Fri Apr 29 14:42:55 PDT 2005

oops, hit the send to soon. Finishing the response...

On 4/29/05, Caitlin Bestler <caitlin.bestler at gmail.com> wrote:
> On 4/29/05, Roland Dreier <roland at topspin.com> wrote:
> >     Bill> I'm very confused at this point. Can you briefly explain how
> >     Bill> this works, or point me to a description? I don't see how
> >     Bill> you could do user level I/O without registering the memory
> >     Bill> with the hardware. I'm especially confused by the comment
> >     Bill> (may not have been yours) that the memory doesn't have to be
> >     Bill> pinned.  -- Bill Jordan InfiniCon Systems
> >
> > You add a hook to the kernel so it tells you if a page is about to be
> > paged out or otherwise move.  Then you set a bit in the adapter's page
> > table so that it won't try to access that page without telling you.
> > If the adapter asks for the page, you get the kernel to fault the page
> > in and program the new physical mapping in the adapter.
> >
> 
> Yes, and you could even have a system that was capable of doing
> DMA to a user virtual map (in fact some minis back around 1980
> had exactly that capability).
> 
> But there are *two* issues involved here:
> 
>     One is that the RDMA hardware, however it is marketed, essentially
>     needs to act as an MMU. That means that it has to be synchronized
>     with normal MMU. The traditional sledge-hammer approach to
> 
    "synchronizing" is to require that the mapping be frozen.

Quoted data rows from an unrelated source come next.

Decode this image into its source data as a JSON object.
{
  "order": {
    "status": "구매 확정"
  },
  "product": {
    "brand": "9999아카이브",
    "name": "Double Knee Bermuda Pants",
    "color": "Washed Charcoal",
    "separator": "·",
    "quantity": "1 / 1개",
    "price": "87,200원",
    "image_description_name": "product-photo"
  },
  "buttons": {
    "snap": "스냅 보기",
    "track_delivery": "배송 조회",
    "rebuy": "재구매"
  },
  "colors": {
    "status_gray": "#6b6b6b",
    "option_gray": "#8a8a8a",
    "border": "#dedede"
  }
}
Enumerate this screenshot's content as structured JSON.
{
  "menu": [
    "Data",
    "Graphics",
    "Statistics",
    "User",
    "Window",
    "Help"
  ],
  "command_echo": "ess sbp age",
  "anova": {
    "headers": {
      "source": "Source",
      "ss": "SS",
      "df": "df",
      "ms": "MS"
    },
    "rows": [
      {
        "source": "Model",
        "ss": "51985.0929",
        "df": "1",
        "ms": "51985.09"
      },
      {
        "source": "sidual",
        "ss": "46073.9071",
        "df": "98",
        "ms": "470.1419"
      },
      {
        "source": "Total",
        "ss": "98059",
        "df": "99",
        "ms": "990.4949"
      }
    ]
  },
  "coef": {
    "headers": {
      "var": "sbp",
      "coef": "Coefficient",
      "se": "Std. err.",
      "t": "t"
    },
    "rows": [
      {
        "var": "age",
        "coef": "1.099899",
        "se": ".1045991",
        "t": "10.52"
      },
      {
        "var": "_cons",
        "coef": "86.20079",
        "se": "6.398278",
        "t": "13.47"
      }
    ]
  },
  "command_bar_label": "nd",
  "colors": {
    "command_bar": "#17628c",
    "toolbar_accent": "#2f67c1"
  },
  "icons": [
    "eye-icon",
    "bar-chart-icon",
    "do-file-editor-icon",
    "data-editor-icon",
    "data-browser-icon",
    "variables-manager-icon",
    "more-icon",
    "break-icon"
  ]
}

You *could*
    define a method that attempts to be more dynamic in this synchronization,
    but since it is an ex post facto mechanism that must work with multiple
    hardware cards it needs to be defined recognizing that it is not
instantaneous.
    It is virtually the same problem as memory suspend in general, basically
   the RDMA Hardware's MMU is not making calculations for each and every
   access to the host bus.

   Secondly there is the problem that an advertised buffer is implicitly a 
   promise to the the peer that the buffer is available. Using RNRs (or dropping
   TCP segments for iWARP) while paging an image from disk is just not
   playing fair. No host should advertise 20 GB of buffers to its peer when it
   only has 2 GBs of physical memory backing it up. When an application
   registers memory it believes it has permission from the OS to advertise
   buffers within it. RNRs are appropriate to move memory around, not to
   allow a host to overadvertise.